ResNet 残差连接（最重要的创新之一）

python

class ResidualBlock(nn.Module):
    """残差块：y = F(x) + x"""

    def __init__(self, channels):
        super().__init__()
        self.conv1 = nn.Conv2d(channels, channels, 3, padding=1)
        self.bn1 = nn.BatchNorm2d(channels)
        self.conv2 = nn.Conv2d(channels, channels, 3, padding=1)
        self.bn2 = nn.BatchNorm2d(channels)

    def forward(self, x):
        residual = x                              # 保存输入
        out = F.relu(self.bn1(self.conv1(x)))
        out = self.bn2(self.conv2(out))
        out = out + residual                      # 残差连接：直接加上输入
        return F.relu(out)

残差连接是理解 Transformer 的关键——Transformer 的每个子层都使用了残差连接 + Layer Norm。

5. CNN 实战：CIFAR-10 图像分类

python

import torch
import torch.nn as nn
import torch.nn.functional as F
from torchvision import datasets, transforms
from torch.utils.data import DataLoader

# --- 数据准备 ---
transform_train = transforms.Compose([
    transforms.RandomHorizontalFlip(),
    transforms.RandomCrop(32, padding=4),
    transforms.ToTensor(),
    transforms.Normalize((0.4914, 0.4822, 0.4465), (0.2023, 0.1994, 0.2010)),
])

transform_test = transforms.Compose([
    transforms.ToTensor(),
    transforms.Normalize((0.4914, 0.4822, 0.4465), (0.2023, 0.1994, 0.2010)),
])

train_set = datasets.CIFAR10(root='./data', train=True, download=True, transform=transform_train)
test_set = datasets.CIFAR10(root='./data', train=False, download=True, transform=transform_test)
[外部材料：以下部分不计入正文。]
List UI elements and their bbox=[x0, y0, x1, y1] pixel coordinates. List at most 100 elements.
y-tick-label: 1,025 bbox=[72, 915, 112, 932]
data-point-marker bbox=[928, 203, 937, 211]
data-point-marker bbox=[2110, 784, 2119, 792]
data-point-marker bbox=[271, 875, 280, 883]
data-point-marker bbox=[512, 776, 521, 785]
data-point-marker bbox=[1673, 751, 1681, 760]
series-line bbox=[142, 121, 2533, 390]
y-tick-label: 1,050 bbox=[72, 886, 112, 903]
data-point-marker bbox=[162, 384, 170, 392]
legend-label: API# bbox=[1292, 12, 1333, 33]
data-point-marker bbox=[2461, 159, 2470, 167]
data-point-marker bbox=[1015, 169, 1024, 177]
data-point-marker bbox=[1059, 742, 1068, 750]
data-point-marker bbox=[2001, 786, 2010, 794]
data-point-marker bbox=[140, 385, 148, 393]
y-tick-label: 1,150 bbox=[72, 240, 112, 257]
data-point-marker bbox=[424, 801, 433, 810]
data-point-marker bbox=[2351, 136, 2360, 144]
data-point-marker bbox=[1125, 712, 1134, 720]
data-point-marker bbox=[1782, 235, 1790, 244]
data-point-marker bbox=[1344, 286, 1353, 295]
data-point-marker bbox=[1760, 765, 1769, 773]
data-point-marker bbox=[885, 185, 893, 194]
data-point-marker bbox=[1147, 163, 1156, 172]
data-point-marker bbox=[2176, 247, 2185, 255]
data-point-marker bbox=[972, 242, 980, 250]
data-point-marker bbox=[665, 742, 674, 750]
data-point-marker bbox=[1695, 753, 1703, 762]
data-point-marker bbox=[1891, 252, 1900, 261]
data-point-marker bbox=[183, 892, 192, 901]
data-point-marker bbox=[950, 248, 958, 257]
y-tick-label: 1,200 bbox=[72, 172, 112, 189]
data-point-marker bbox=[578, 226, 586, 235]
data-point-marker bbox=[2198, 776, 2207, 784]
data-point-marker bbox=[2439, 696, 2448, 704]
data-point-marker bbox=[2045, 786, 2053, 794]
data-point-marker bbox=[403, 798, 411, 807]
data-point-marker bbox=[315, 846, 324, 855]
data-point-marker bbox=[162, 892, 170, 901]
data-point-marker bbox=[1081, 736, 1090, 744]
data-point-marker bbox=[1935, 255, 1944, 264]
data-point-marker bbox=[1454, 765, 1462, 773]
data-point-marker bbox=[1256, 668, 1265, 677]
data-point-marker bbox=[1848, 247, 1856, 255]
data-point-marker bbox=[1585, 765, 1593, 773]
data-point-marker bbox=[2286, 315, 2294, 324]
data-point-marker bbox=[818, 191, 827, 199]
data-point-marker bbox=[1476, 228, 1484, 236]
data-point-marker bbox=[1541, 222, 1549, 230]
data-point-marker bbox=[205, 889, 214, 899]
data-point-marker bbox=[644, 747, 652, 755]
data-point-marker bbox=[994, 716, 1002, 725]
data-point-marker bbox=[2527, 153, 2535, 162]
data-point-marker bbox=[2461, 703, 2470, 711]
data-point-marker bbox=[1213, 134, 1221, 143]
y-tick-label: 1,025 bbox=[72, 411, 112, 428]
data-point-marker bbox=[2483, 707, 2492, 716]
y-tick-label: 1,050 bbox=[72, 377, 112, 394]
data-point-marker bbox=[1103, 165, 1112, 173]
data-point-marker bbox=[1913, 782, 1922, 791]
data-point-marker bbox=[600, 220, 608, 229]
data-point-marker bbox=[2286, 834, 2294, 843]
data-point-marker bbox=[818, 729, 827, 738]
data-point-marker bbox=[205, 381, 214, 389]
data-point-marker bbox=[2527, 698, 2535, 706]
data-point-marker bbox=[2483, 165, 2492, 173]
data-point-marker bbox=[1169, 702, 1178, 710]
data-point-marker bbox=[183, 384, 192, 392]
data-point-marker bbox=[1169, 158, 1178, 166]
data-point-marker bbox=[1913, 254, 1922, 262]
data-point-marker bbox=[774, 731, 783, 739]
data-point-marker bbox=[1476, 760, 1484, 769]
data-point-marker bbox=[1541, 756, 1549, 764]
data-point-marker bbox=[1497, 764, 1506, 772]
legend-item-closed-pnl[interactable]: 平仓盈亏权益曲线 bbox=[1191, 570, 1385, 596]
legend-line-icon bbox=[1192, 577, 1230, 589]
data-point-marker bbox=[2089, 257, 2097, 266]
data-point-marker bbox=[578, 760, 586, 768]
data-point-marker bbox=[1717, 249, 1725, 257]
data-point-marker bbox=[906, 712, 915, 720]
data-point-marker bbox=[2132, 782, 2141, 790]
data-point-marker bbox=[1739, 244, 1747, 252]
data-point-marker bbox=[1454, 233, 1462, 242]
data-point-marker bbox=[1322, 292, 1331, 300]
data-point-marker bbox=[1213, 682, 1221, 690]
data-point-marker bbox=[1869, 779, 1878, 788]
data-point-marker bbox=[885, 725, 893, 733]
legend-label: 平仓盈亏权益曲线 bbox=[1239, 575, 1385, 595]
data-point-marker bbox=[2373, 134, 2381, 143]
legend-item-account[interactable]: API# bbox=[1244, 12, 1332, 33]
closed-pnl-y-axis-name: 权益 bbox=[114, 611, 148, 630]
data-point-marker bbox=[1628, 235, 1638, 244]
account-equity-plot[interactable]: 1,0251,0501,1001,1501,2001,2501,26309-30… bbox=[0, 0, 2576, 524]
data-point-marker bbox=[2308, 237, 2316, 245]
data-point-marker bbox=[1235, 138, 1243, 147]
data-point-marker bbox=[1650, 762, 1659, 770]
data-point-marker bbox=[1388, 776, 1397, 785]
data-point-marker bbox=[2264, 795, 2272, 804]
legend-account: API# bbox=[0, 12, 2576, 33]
train_loader = DataLoader(train_set, batch_size=128, shuffle=True, num_workers=2)
test_loader = DataLoader(test_set, batch_size=128, shuffle=False, num_workers=2)

# --- CNN 模型 ---
class SimpleCNN(nn.Module):
    def __init__(self):
        super().__init__()
        self.features = nn.Sequential(
            # Block 1: 3 → 32
            nn.Conv2d(3, 32, 3, padding=1),
            nn.BatchNorm2d(32),
            nn.ReLU(),
            nn.MaxPool2d(2),              # 32×32 → 16×16

            # Block 2: 32 → 64
            nn.Conv2d(32, 64, 3, padding=1),
            nn.BatchNorm2d(64),
            nn.ReLU(),
            nn.MaxPool2d(2),              # 16×16 → 8×8

            # Block 3: 64 → 128
            nn.Conv2d(64, 128, 3, padding=1),
            nn.BatchNorm2d(128),
            nn.ReLU(),
            nn.AdaptiveAvgPool2d(1),      # 8×8 → 1×1
        )
        self.classifier = nn.Sequential(
            nn.Flatten(),
            nn.Dropout(0.5),
            nn.Linear(128, 10),
        )

    def forward(self, x):
        x = self.features(x)
        x = self.classifier(x)
        return x

# --- 训练 ---
device = torch.device('cuda' if torch.cuda.is_available() else 'cpu')
model = SimpleCNN().to(device)
optimizer = torch.optim.Adam(model.parameters(), lr=0.001)
criterion = nn.CrossEntropyLoss()

for epoch in range(20):
    model.train()
    total_loss = 0
    for images, labels in train_loader:
        images, labels = images.to(device), labels.to(device)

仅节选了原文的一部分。